Readjusting. It comes in many forms...
A case of brain paralysis every time I'm confronted with a menu. ("Too many choices! Help me!")
Having a French word or phrase on the tip of my tongue, then realizing it would make no sense to those around me.
Fixing lunch, hearing Dad talk to a stranger out front, and thinking that we need to invite him to eat with us. ('Cause if someone happens to be around at a meal time, aren't you supposed to invite them to stay?)
Congratulating myself on a successful grocery run entirely on my own...only to realize it's silly to count that a success in my home country.
The amazement of being able to continually understand everything being said around me (along with the wish that sometimes, I wouldn't).
Being astounded at prices, especially of food.
Feeling like I need to dress up somewhat to go out (i.e. wearing something nicer than just a plain t-shirt), but realizing that here, one can wear whatever one feels like wearing to go out.

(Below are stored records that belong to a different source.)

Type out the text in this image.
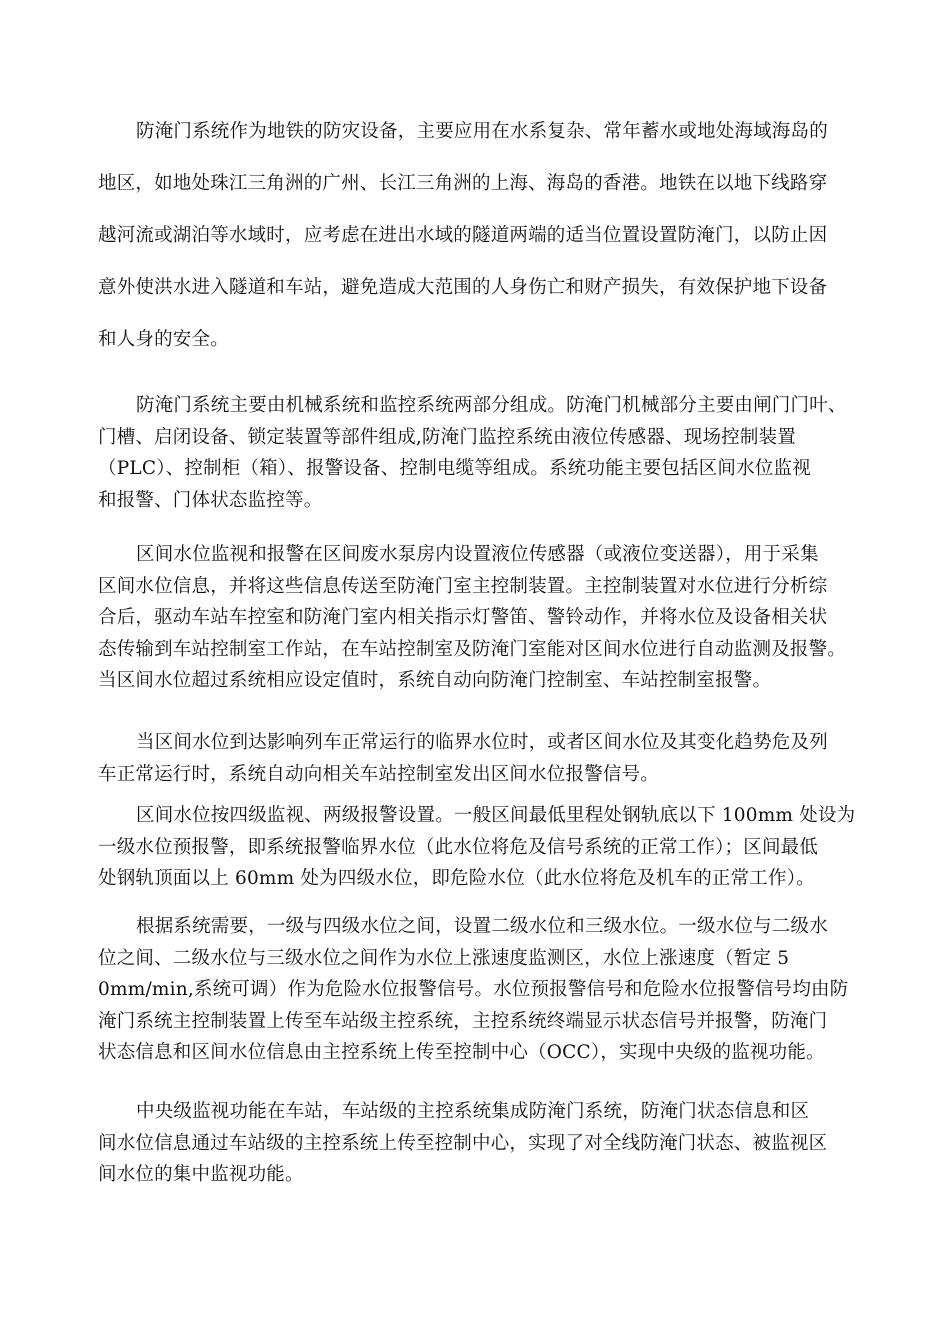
防淹门系统作为地铁的防灾设备，主要应用在水系复杂、常年蓄水或地处海域海岛的
地区，如地处珠江三角洲的广州、长江三角洲的上海、海岛的香港。地铁在以地下线路穿
越河流或湖泊等水域时，应考虑在进出水域的隧道两端的适当位置设置防淹门，以防止因
意外使洪水进入隧道和车站，避免造成大范围的人身伤亡和财产损失，有效保护地下设备
和人身的安全。
防淹门系统主要由机械系统和监控系统两部分组成。防淹门机械部分主要由闸门门叶、
门槽、启闭设备、锁定装置等部件组成,防淹门监控系统由液位传感器、现场控制装置
（PLC）、控制柜（箱）、报警设备、控制电缆等组成。系统功能主要包括区间水位监视
和报警、门体状态监控等。
区间水位监视和报警在区间废水泵房内设置液位传感器（或液位变送器），用于采集
区间水位信息，并将这些信息传送至防淹门室主控制装置。主控制装置对水位进行分析综
合后，驱动车站车控室和防淹门室内相关指示灯警笛、警铃动作，并将水位及设备相关状
态传输到车站控制室工作站，在车站控制室及防淹门室能对区间水位进行自动监测及报警。
当区间水位超过系统相应设定值时，系统自动向防淹门控制室、车站控制室报警。
当区间水位到达影响列车正常运行的临界水位时，或者区间水位及其变化趋势危及列
车正常运行时，系统自动向相关车站控制室发出区间水位报警信号。
区间水位按四级监视、两级报警设置。一般区间最低里程处钢轨底以下 100mm 处设为
一级水位预报警，即系统报警临界水位（此水位将危及信号系统的正常工作）；区间最低
处钢轨顶面以上 60mm 处为四级水位，即危险水位（此水位将危及机车的正常工作）。
根据系统需要，一级与四级水位之间，设置二级水位和三级水位。一级水位与二级水
位之间、二级水位与三级水位之间作为水位上涨速度监测区，水位上涨速度（暂定 5
0mm/min,系统可调）作为危险水位报警信号。水位预报警信号和危险水位报警信号均由防
淹门系统主控制装置上传至车站级主控系统，主控系统终端显示状态信号并报警，防淹门
状态信息和区间水位信息由主控系统上传至控制中心（OCC），实现中央级的监视功能。
中央级监视功能在车站，车站级的主控系统集成防淹门系统，防淹门状态信息和区
间水位信息通过车站级的主控系统上传至控制中心，实现了对全线防淹门状态、被监视区
间水位的集中监视功能。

Even pajamas. Not that I would do that. But I digress.
Surprise at many conveniences that are simply taken for granted here. ("Washing clothes? Oh, yeah. There's a machine for that. Hot water for a shower? It comes right out of the faucet.")
Being mind-boggled at the sheer variety of things consistently available in a single store, particularly supermarkets...and realizing that it's once again possible to plan a weekly menu with some degree of confidence.
Uncertainty over clothing styles and knowing that - once again! - I probably look out of place. (Well, that's the story of my life, so I suppose I should be used to it by now.)
Trying to explain a thought or idea and then realizing, "That might have been reasonable in Africa, but it probably sounds crazy to an American, which means I sound crazy."
- - -
It's rather odd: this whole thing of having to adjust to the culture, the place, the life one grew up in. But hey, if I survived culture adjustment in one direction, I suppose I'll survive it in the opposite direction as well!